L'ASN a également accompli des progrès remarquables en matière de radioprotection, notamment sur les suivis en milieu médical ou hospitalier.
Ces progrès ne sont possibles que si on continue à s'intéresser aux systèmes étrangers : c'est la raison pour laquelle l'Autorité s'est très tôt engagée à développer les échanges de bonnes pratiques. Elle a ainsi largement contribué à la création du club des autorités de sûreté nucléaires d'Europe de l'Ouest, WENRA. Celui-ci a joué un rôle déterminant après la catastrophe de Fukushima pour définir, en quinze jours seulement, les standards des stress tests, qui servent aujourd'hui de référence.
Ces résultats ont contribué à faire en sorte que les lois de 2006 confortent la place de l'ASN et l'ensemble des dispositions en matière de sûreté et de gestion des déchets.
Ils sont le fruit d'une double conviction : que l'accident nucléaire est possible, y compris en France, et qu'il ne peut y avoir de sûreté à deux vitesses dans le monde. Ils résultent aussi d'une logique de progrès continu : la sûreté appelle une remise en cause permanente, à la fois sur les questions techniques et d'organisation, qu'il s'agisse des opérateurs ou des autorités de contrôle.
Les enjeux futurs de l'ASN sont nombreux.

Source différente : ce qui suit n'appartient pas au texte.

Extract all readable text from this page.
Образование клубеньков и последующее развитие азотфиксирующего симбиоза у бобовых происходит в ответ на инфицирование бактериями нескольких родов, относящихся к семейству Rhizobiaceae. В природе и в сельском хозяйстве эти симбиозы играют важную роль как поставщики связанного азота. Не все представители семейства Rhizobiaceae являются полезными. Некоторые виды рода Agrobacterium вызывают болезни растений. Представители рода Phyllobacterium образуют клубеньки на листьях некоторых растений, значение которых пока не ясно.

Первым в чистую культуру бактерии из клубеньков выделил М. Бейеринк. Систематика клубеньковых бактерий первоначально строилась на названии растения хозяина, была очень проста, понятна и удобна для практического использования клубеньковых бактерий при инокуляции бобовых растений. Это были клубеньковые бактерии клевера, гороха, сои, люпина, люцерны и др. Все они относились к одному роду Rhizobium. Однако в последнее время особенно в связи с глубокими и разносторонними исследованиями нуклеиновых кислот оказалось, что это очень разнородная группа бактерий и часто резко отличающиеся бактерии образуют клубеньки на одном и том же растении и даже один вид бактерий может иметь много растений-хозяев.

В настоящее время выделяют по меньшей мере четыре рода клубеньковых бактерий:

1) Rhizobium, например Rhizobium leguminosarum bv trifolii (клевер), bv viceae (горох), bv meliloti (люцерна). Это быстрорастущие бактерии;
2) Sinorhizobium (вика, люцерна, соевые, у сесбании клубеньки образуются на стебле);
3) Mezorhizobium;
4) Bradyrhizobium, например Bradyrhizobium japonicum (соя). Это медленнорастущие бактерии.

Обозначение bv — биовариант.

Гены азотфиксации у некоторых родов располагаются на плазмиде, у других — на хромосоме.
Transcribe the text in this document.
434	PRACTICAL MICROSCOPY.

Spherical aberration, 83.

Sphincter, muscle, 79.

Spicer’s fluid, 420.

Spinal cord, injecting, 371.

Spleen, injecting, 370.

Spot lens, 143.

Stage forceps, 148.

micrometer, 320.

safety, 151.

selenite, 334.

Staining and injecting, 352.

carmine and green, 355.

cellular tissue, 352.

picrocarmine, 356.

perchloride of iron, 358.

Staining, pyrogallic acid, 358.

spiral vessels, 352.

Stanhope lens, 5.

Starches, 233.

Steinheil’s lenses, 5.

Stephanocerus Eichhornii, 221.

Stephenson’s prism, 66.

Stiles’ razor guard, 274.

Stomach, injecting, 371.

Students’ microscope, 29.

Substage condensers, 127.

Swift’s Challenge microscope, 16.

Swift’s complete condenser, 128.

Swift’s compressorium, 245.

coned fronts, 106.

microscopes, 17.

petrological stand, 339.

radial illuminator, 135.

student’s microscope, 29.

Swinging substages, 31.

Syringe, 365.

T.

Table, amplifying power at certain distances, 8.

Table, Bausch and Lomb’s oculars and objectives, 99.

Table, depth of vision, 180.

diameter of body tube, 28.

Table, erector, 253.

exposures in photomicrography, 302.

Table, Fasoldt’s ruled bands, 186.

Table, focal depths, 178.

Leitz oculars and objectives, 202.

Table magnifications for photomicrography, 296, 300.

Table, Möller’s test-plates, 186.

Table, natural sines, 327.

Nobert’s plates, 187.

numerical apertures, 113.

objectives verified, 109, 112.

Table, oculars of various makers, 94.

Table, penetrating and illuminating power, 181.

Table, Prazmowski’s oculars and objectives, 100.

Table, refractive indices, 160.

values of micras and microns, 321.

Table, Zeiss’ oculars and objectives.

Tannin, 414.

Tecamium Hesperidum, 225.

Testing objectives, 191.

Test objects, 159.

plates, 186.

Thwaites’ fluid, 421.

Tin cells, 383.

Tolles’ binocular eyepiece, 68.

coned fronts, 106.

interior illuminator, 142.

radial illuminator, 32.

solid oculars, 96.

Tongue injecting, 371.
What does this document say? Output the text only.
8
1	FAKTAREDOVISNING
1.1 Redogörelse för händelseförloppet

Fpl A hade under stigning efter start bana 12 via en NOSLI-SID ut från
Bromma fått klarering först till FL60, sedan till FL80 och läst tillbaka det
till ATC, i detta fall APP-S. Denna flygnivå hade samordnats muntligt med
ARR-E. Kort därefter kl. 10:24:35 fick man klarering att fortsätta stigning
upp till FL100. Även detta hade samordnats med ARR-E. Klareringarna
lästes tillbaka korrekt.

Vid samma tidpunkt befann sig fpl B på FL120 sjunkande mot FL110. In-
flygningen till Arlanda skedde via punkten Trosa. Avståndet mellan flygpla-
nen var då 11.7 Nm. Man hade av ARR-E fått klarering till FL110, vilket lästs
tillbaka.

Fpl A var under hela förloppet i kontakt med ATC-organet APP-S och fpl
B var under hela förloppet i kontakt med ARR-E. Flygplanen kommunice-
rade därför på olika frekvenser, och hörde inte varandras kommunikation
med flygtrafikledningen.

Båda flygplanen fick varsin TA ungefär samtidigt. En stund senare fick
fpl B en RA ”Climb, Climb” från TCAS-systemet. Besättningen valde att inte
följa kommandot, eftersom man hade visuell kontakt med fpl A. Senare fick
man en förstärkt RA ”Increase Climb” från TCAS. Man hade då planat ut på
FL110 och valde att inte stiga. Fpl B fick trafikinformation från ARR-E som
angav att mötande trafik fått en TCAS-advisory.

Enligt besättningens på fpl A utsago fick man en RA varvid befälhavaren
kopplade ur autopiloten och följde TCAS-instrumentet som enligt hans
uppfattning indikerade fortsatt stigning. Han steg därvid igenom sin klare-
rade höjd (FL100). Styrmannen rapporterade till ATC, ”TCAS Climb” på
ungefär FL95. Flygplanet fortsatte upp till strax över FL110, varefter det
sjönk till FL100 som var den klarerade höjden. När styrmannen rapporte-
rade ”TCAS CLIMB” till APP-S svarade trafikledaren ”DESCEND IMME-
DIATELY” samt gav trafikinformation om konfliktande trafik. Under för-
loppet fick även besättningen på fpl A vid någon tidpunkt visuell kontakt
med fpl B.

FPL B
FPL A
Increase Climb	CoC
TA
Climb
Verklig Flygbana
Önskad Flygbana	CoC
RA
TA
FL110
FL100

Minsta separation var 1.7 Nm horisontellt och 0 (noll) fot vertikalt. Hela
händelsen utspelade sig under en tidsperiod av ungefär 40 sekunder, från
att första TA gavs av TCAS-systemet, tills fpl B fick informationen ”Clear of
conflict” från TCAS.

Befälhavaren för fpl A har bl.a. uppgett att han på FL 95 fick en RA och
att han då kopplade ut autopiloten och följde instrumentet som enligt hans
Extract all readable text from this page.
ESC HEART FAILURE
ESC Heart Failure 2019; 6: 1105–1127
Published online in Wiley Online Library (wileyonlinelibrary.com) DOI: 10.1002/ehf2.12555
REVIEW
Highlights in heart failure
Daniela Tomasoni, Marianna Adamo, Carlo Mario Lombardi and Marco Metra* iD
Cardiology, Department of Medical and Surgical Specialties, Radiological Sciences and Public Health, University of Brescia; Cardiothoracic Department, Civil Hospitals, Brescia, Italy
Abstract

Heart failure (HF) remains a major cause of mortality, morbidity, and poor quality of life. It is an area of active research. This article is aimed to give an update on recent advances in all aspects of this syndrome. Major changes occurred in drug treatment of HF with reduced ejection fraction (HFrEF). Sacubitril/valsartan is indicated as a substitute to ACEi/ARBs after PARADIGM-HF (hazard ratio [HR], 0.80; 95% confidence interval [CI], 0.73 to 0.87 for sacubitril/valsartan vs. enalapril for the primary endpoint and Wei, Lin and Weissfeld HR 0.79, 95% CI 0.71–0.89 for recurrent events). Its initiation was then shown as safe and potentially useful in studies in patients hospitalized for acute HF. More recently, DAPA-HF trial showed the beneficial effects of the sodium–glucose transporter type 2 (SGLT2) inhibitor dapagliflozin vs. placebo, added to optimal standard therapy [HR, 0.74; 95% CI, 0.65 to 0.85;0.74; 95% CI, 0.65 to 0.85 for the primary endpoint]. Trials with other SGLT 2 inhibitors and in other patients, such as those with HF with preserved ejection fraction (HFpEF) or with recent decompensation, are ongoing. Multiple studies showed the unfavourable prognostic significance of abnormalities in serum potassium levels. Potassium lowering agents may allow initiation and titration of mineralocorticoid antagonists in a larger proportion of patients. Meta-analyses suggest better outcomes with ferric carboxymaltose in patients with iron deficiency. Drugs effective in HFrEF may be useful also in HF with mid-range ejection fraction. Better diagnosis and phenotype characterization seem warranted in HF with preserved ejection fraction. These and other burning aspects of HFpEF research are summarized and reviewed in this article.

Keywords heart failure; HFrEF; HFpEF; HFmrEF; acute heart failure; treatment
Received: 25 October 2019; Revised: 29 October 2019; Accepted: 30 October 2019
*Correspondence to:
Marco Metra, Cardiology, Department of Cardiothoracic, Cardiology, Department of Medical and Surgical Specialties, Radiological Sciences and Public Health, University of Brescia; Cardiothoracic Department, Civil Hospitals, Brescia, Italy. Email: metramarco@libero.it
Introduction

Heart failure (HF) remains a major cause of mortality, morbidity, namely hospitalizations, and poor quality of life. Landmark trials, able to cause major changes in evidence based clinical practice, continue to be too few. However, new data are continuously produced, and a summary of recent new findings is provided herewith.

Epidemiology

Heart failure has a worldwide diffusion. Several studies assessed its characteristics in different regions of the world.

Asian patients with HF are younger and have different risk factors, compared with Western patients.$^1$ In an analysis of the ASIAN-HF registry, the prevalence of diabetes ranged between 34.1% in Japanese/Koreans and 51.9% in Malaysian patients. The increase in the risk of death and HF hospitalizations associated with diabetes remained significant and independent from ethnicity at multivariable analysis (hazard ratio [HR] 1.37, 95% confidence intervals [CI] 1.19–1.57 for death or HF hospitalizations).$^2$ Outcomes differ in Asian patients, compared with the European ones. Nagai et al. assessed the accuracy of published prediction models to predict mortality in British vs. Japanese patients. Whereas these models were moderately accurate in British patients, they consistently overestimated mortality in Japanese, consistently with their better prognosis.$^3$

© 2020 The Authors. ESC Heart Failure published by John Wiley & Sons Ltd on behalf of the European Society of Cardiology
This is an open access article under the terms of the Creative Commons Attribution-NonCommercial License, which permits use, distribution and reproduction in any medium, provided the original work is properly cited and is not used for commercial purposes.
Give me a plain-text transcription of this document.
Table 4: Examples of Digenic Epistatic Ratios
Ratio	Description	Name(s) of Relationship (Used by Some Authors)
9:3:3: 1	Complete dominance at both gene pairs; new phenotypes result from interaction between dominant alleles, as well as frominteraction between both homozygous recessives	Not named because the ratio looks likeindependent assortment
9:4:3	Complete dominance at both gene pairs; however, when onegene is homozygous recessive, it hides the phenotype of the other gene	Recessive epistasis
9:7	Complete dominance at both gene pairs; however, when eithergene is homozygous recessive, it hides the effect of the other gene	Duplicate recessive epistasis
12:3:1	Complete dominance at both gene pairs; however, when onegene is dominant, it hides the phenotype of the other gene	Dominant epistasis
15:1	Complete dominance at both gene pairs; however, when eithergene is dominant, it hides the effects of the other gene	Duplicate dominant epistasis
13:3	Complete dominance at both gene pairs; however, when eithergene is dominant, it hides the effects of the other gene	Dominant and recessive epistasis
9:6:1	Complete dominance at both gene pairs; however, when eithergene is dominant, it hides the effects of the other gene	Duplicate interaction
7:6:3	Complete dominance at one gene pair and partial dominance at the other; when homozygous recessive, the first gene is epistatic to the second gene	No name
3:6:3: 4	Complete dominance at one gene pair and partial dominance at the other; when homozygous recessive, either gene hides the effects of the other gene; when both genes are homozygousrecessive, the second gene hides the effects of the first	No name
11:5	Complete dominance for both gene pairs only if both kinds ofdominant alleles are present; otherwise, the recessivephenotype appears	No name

Il s'agit d'abord de la question du vieillissement des installations et de l'analyse de leur durée de fonctionnement : notre parc nucléaire date des années 1970-1980. L'extension de la durée de fonctionnement des réacteurs au-delà de 30 ans exige un examen au cas par cas – ce que fait actuellement l'ASN, en précisant les conditions éventuellement nécessaires à cette fin. Au-delà de 40 ans, cette extension n'est pas acquise : l'ASN devra se prononcer sur ce point, sous réserve que tous les dossiers lui soient fournis par EDF ; un rendez-vous technique est d'ailleurs fixé en 2015 au terme d'une instruction technique déjà largement définie.
Deuxième enjeu : le renouvellement des compétences humaines des opérateurs. Nous arrivons à la fin d'une génération : les conditions de passage du flambeau avec la nouvelle, notamment en ce qui concerne la transmission des principes de sûreté et les formations, constituent une question centrale.
Troisième enjeu : la fermeture de la centrale de Fessenheim. Comme l'a rappelé M. Lacoste, les procédures afférentes à un arrêt de réacteur sont longues, de l'ordre de quatre à cinq ans : elles sont d'un même niveau de complexité que les opérations de démarrage d'un réacteur.
Nous aurons aussi en 2013 le débat sur le projet Cigéo. L'Agence nationale pour la gestion des déchets radioactifs (Andra) a saisi la Commission nationale du débat public (CNDP), qui doit commencer à élaborer le dossier qui servira de support à ce débat. Il faudra examiner simultanément les enjeux relatifs à la progression des recherches en matière de séparation et de transmutation ainsi que sur les générateurs de quatrième génération.
Dans le domaine de la radioprotection, trois axes sont identifiés : améliorer la pratique médicale quotidienne pour éviter certains incidents ; limiter la hausse tendancielle des doses reçues à l'occasion des examens et thérapies ; mieux tenir compte des différences de radiosensibilité selon les personnes, en liaison avec les professions concernées.
Dernier enjeu important : la poursuite de l'action internationale, pour promouvoir nos bonnes pratiques et mieux comprendre ce qui se fait à l'étranger. Après la catastrophe de Fukushima, la France et l'ASN ont à faire entendre leur voix pour améliorer les standards et pratiques de sûreté.
Trois conditions sont nécessaires pour traiter correctement ces questions : avoir des compétences humaines suffisantes, qu'il s'agisse des exploitants ou de l'autorité de sûreté et de son appui technique, l'IRSN ; examiner précisément ce qui se fait de mieux à l'extérieur, non seulement à l'étranger, mais aussi dans d'autres activités à risque comme l'aéronautique ou les activités industrielles classiques ; et disposer d'un cadre institutionnel robuste, c'est-à-dire à la fois solide et stable.